On the Internet, those on the side of the elder Mo and his 28-year-old son pointed out reports of the burglar slashing at the chef’s wife as justification for the family’s retaliation against their assailant.

Which brings to question, if a person's loved one was hurt by the assailant, doesn't that person have the right to assume that the assailant is capable of extreme action that could result in murder and therefore warrants an extreme reaction?

According to Amer, whether or not such reaction will be considered self-defence in court depends very much on the situation at hand.

“It all depends really… if say, he comes into your house with a machete and you took out your machete and when he attacks, you react, he dies, that is self defence.

“But if say, you have already overpowered him, but you keep on hacking at him, that is not self-defence anymore,” he said.

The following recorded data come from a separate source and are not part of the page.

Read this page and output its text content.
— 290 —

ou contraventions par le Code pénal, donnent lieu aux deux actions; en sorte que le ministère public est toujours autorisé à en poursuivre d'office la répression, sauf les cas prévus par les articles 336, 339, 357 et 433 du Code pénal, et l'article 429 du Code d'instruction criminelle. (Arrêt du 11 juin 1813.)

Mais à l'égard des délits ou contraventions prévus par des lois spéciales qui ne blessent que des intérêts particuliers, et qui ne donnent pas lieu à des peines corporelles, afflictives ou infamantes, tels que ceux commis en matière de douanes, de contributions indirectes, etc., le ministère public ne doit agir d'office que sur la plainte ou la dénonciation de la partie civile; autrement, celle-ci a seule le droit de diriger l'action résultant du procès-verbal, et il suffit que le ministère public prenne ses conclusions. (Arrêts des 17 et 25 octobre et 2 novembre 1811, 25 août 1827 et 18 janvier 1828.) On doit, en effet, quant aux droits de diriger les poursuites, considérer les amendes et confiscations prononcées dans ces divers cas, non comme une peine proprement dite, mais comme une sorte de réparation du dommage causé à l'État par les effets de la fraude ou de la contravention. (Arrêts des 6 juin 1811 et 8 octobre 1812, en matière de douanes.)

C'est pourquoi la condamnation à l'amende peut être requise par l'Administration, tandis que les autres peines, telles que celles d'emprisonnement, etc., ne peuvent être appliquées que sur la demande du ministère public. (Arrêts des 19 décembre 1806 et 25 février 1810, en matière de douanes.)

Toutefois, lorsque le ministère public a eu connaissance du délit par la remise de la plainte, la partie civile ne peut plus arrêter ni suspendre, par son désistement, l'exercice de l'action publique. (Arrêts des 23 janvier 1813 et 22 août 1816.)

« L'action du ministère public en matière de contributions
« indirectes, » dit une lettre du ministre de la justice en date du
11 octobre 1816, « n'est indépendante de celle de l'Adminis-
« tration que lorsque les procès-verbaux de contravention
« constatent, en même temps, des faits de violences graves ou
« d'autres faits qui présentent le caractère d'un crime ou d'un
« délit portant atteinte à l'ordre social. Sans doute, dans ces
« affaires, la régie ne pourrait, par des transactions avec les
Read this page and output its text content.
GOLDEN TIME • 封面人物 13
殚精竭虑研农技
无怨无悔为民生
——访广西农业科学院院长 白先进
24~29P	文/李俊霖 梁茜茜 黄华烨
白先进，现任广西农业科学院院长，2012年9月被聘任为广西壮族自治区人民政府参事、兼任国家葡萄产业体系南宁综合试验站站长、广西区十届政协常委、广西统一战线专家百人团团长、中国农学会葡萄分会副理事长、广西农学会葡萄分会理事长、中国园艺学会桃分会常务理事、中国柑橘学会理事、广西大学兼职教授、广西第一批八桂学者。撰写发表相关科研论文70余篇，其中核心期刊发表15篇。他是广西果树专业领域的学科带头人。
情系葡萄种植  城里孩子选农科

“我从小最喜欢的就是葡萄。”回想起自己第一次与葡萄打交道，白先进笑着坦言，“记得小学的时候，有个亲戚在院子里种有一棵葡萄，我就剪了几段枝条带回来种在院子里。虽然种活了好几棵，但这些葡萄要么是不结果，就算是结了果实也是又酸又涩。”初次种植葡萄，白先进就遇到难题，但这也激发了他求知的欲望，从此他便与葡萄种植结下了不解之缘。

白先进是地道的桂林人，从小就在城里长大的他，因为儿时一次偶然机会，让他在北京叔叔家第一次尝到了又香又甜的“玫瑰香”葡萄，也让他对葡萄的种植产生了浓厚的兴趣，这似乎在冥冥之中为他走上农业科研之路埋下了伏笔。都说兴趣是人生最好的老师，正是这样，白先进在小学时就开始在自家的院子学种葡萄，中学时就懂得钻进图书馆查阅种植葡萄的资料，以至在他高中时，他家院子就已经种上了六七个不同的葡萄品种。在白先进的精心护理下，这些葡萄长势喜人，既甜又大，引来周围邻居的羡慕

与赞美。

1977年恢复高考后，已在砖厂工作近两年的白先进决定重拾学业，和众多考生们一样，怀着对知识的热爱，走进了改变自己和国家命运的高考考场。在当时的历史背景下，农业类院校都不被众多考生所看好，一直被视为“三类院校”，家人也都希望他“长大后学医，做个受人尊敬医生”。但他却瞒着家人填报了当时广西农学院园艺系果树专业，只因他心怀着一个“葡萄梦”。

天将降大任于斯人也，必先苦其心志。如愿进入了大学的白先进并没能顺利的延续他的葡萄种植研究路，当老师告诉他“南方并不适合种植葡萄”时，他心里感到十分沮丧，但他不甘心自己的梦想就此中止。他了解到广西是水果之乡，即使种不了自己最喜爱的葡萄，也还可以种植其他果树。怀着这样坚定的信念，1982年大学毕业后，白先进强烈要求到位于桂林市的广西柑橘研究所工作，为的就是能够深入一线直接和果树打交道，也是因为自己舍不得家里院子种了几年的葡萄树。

While the public continues to debate this niggling issue of self-defence, the courts have past precedents that clearly define what it is, and what it is not.

The 1971 case of Munney Khan vs the State is an oft-cited legal case here, with the Supreme Court of India ruling that the right of private defence should not be allowed to be pleaded or availed as a pretext for a vindictive, oppressive, or retributive purpose.

Another frequently cited judgment closer to home, in the 1956 case of Public Prosecutor vs Manap, states that the complainant was not entitled to private defence as the retaliation he made was on a much larger scale and more serious that could possibly be justified.

Sadly, news reports in the ongoing murder trial of the Negri Sembilan father-and-son duo have shed little light as to what transpired that night, apart from the fact that Mo's wife Guo Shu Lan was slashed and their assailant was later tied up.

Guo was reported to have received 25 stitches on her arm.

She was also reported to have said the burglar was still conscious when her husband and son tied him up, adding that the assailant’s death was a mystery.

Former criminal lawyer Datuk Geethan Ram Vincent concurred with Amer that it would not be wise to preempt the court in deciding on whether or not Mo senior and his son had passed that thin line of justifiable self-defence.

But Geethan said that the prosecutor would have acted based on the available evidence and only pressed the charge after being convinced the act went beyond self-defence.

“At this stage, we do not know the facts. It’s all facts dependant.

“To be able to charge them, the public prosecutor must be convinced they have crossed the line,” Geethan told Malay Mail Online.

Sympathetic Malaysians took to social media and vented their anger and dissatisfaction upon learning that the chef and his son face the mandatory death penalty if convicted of murdering Chen Wen Bao.

Many said they would have done the same thing if dealt with the same situation and called the charge unjust.